On Mon, Nov 11, 2019 at 06:48:59PM +0100, Greg Kroah-Hartman wrote:
On Mon, Nov 11, 2019 at 09:37:57AM -0800, Sean Christopherson wrote:
On Mon, Nov 11, 2019 at 10:32:05AM +0100, Thomas Lamprecht wrote:
On 10/3/19 5:53 PM, Greg Kroah-Hartman wrote:
From: Sean Christopherson sean.j.christopherson@intel.com
commit 16cfacc8085782dab8e365979356ce1ca87fd6cc upstream.
Manually generate the PDPTR reserved bit mask when explicitly loading PDPTRs. The reserved bits that are being tracked by the MMU reflect the
It seems that a backport of this to stable and distro kernels tickled out some issue[0] for KVM Linux 64bit guests on older than about 8-10 year old Intel CPUs[1].
It manifests specifically when running with EPT disabled (no surprise there). Actually, it probably would reproduce simply with unrestricted guest disabled, but that's beside the point.
The issue is a flawed PAE-paging check in kvm_set_cr3(), which causes KVM to incorrectly load PDPTRs in 64-bit mode and inject a #GP. It's a sneaky little bugger because the "if (is_long_mode() ..." makes it appear to be correct at first glance.
if (is_long_mode(vcpu) && (cr3 & rsvd_bits(cpuid_maxphyaddr(vcpu), 63))) return 1; else if (is_pae(vcpu) && is_paging(vcpu) && <--- needs !is_long_mode() !load_pdptrs(vcpu, vcpu->arch.walk_mmu, cr3)) return 1;
With unrestricted guest, KVM doesn't intercept writes to CR3 and so doesn't trigger the buggy code. This doesn't fail upstream because the offending code was refactored to encapsulate the PAE checks in a single helper, precisely to avoid this type of headache.
commit bf03d4f9334728bf7c8ffc7de787df48abd6340e Author: Paolo Bonzini pbonzini@redhat.com Date: Thu Jun 6 18:52:44 2019 +0200
KVM: x86: introduce is_pae_paging Checking for 32-bit PAE is quite common around code that fiddles with the PDPTRs. Add a function to compress all checks into a single invocation.
Commit bf03d4f93347 ("KVM: x86: introduce is_pae_paging") doesn't apply cleanly to 4.19 or earlier because of the VMX file movement in 4.20. But, the revelant changes in x86.c do apply cleanly, and I've quadruple checked that the PAE checks in vmx.c are correct, i.e. applying the patch and ignoring the nested.c/vmx.c conflicts would be a viable lazy option.

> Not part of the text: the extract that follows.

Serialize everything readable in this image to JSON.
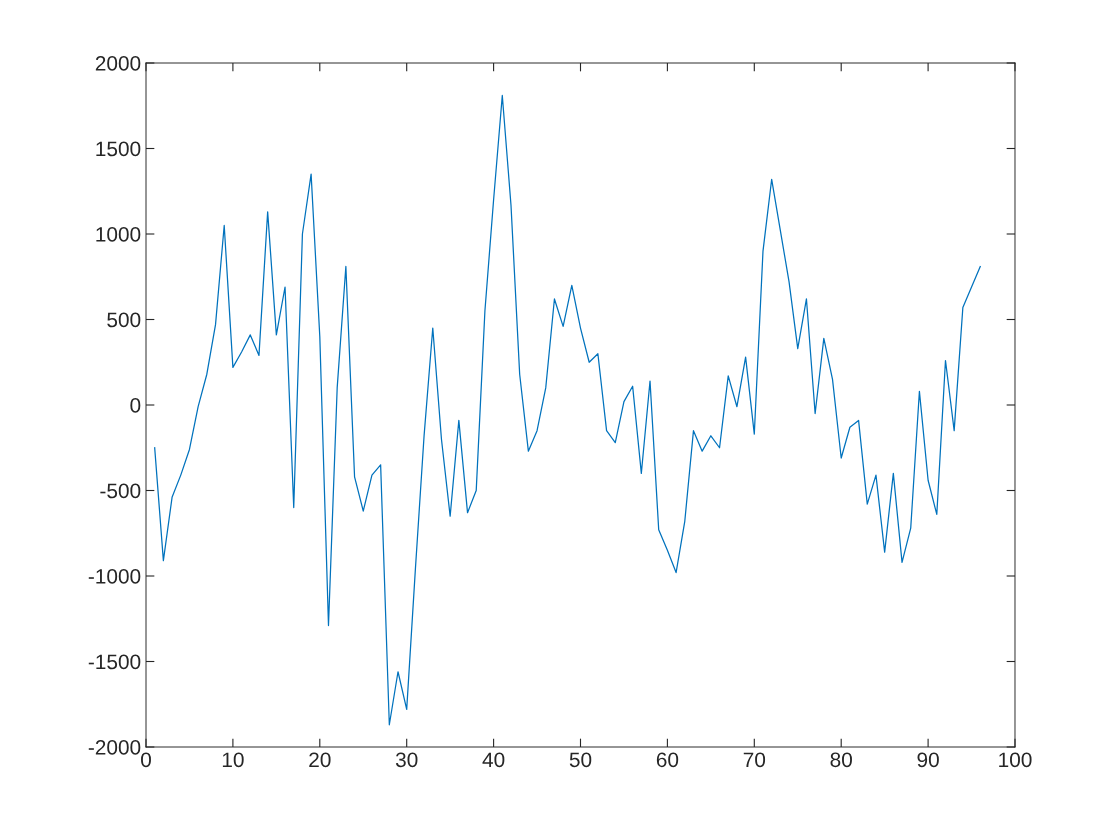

Basically, booting this kernel as host, then running an KVM guest distro or kernel fails it that guest kernel early in the boot phase without any error or other log to serial console, earlyprintk.
...
[1]: models tested as problematic are: intel core2duo E8500; Xeon E5420; so westmere, conroe and that stuff. AFAICT anything from about pre-2010 which has VMX support (i.e. is 64bit based)
Note, not Westmere, which has EPT and unrestricted guest. Xeon E5420 is Harpertown, a.k.a. Penryn, the shrink of Conroe.
Thanks for figuring this out, can you send us a patch that we can apply to fix this issue in the stable tree?
Can do. A custom backport will be need for 4.20 and earlier, not 4.19 and earlier. I misremembered when we did the VMX refactoring.
For 5.0, 5.1 and 5.2, commit bf03d4f93347 can be applied directly.